March 28, 2010 4:48 AM   Subscribe

I am making a DVD with 7, but I am having letterbox issues. How can I burn a letterboxed DVD?

My original footage is all 16:9, and I edited it with iMovie, exported them all as 720p m4v files, and they look fine--both individually and through iDVD test player. All are 16:9, letterboxed. In "Project Info", the Aspect Ratio is 16:9.

All should be hunky dory. But after burning the first DVD and playing it on my (analog, non-letterboxed) TV, it was anamorphic (squished a bit vertically) as well as cropped a bit. Not good. I want the black bands and the top and bottom of the screen--non-squished, non-cropped--for analog TVs. And of course it should be widescreen for a widescreen TV. Can anyone shed some light on this?

Oh, using Leopard on my iMac.
posted by zardoz to Computers & Internet (3 answers total)
 
Best answer: The disc is fine, you need to tell your DVD player that you don't have a widescreen TV. Look in the player settings and find the option for aspect, set it to 4:3, or whatever they call "not widescreen".
posted by Mwongozi at 5:09 AM on March 28, 2010 [1 favorite]


Best answer: I don't think there's an easy way to do this in iMovie (iDVD, actually, 'cos that's what does the authoring and such…)

Firstly, a bit of background. There's basically a couple of flags in the DVD info (.IFO) files that describe the video, and how players should deal with it. One flag describes the actual video aspect ratio (4:3 or 16:9). That's OK, sounds like it's set right.

The other flag is the kicker. It describes how the player should deal with 16:9 content, if the player knows it's connected to a 4:3 TV (usually set in the players settings menu). Variations on these 2 flags lead to 5 different combinations
  1. 4:3
  2. 16:9
  3. 16:9 pan & scan - widescreen on widescreen sets, pan & scan (sides cropped) on 4:3 sets
  4. 16:9 auto letterbox - forces letterboxing on 4:3 sets (if the player is correctly set up)
  5. 16:9 auto pan & scan and letterbox - lets the player decide how to deal with widescreen content
If your description is right, it appears recent versions of iDVD set the flag to the 3rd option (I'm not sure personally; I haven't played with iDVD in ages…)

(I'll leave out my opinions on the fecked-up state of the US market when it comes to anamorphic widescreen and non-anamorphic 'widescreen' discs, the apparent historical lack of players that can properly account for anamorphic widescreen on non-widescreen TVs, and the vast amount of incorrect information floating around on the 'net due to those issues…)

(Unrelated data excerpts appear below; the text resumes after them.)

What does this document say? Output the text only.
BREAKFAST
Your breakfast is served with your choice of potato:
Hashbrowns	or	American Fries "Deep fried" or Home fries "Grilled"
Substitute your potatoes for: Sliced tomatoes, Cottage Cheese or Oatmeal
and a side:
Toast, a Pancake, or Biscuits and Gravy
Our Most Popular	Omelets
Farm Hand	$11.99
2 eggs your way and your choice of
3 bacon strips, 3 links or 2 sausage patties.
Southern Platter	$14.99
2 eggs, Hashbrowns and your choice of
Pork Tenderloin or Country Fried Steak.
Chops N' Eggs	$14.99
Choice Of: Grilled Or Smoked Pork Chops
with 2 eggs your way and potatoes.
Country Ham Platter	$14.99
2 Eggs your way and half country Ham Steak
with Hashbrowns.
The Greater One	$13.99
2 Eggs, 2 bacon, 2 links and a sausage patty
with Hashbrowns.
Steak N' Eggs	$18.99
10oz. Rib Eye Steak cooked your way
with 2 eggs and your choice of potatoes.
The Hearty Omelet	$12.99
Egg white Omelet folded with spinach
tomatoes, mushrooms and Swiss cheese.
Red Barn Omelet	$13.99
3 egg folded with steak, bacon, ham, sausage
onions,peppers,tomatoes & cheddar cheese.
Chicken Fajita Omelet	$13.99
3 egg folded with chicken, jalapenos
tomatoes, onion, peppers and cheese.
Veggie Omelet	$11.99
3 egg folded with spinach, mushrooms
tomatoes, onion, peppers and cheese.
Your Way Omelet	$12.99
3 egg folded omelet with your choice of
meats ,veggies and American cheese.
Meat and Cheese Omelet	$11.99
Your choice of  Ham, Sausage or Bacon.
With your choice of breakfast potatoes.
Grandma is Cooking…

The correct way to fix it is to set the flags on the disc properly. As I said, iDVD can't do it, but myDVDEdit can. See the forum post here for a similar issue. The correct way to make 16:9 discs playable on all TV's is to set it to option 5 (the user can set up their player to act however they want - cropped or letterboxed); but if you really want to force letterboxing on 4:3 sets regardless of the player's setting, you want option 4.
posted by Pinback at 6:08 AM on March 28, 2010


iDVD actually uses option (4) in your list, so all he needs to do is set up his DVD player properly.